Aumento dos casos de rotavírus no Estado acende o alerta em Parintins

 

O aumento dos casos de doenças diarreicas agudas (DDAs) tem causado preocupação para as autoridades de saúde de Parintins. Desde o mês de novembro, os casos desse tipo de doença vêm registrando uma alta que tem ficado acima da média verificada ao longo do ano. 

A alteração está sendo investigada pelas autoridades de vigilância em saúde do município e pode estar relacionada com a circulação do rotavírus, um tipo de vírus que provoca doenças infecciosas gastrointestinais e que tem aumentado no Estado.

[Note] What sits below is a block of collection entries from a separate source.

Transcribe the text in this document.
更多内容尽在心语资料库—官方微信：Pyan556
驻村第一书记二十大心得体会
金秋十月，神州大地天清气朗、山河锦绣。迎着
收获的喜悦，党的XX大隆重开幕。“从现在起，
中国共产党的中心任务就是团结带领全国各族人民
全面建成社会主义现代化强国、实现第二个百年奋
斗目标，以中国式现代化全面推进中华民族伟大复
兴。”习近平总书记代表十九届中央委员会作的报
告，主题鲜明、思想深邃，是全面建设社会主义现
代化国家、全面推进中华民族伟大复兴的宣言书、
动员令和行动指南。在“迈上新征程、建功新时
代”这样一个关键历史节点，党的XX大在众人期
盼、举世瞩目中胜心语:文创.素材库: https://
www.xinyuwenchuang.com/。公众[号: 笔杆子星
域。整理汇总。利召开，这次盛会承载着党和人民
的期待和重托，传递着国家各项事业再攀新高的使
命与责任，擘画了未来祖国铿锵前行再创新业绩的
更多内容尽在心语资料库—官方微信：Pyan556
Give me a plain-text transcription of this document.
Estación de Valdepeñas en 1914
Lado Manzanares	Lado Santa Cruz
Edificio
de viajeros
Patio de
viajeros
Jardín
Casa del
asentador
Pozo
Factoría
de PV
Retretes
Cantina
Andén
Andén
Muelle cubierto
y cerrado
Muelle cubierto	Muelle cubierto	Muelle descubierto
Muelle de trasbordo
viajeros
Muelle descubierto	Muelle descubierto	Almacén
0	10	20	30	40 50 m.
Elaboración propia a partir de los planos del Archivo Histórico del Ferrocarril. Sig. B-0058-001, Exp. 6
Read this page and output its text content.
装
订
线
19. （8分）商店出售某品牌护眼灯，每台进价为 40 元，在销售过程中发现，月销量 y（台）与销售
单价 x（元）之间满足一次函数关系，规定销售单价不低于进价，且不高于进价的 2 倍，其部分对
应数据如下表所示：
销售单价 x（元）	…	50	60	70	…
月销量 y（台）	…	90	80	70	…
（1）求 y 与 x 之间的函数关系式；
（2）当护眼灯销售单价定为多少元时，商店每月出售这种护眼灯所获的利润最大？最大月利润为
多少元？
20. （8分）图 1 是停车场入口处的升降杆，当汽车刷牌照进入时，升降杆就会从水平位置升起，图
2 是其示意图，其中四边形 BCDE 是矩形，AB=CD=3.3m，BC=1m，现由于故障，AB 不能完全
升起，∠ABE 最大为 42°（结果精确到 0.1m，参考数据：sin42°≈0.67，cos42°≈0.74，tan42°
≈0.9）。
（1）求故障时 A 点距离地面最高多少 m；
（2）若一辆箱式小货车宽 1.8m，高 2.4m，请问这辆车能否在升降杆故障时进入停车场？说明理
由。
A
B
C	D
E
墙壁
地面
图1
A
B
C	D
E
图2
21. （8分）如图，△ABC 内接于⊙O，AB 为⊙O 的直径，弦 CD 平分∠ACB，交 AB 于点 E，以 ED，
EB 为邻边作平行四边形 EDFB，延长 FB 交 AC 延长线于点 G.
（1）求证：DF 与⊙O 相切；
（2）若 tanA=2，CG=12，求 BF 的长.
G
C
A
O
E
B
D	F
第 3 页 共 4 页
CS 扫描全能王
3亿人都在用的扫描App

De acordo com a Fundação de Vigilância em Saúde do Amazonas (FVS-AM), o Estado registrou um aumento de 125% dos casos de rotavírus entre 2022 e 2023. Só este ano foram 115 casos confirmados.

Conforme dados da Secretaria de Saúde de Parintins (Semsa), o município manteve uma média mensal de 313,3 de pacientes com doenças diarreicas até outubro de 2023. Mas em novembro esse número saltou para 750. Tendência que foi mantida em dezembro, quando 725 casos foram registrados até a terceira semana do mês.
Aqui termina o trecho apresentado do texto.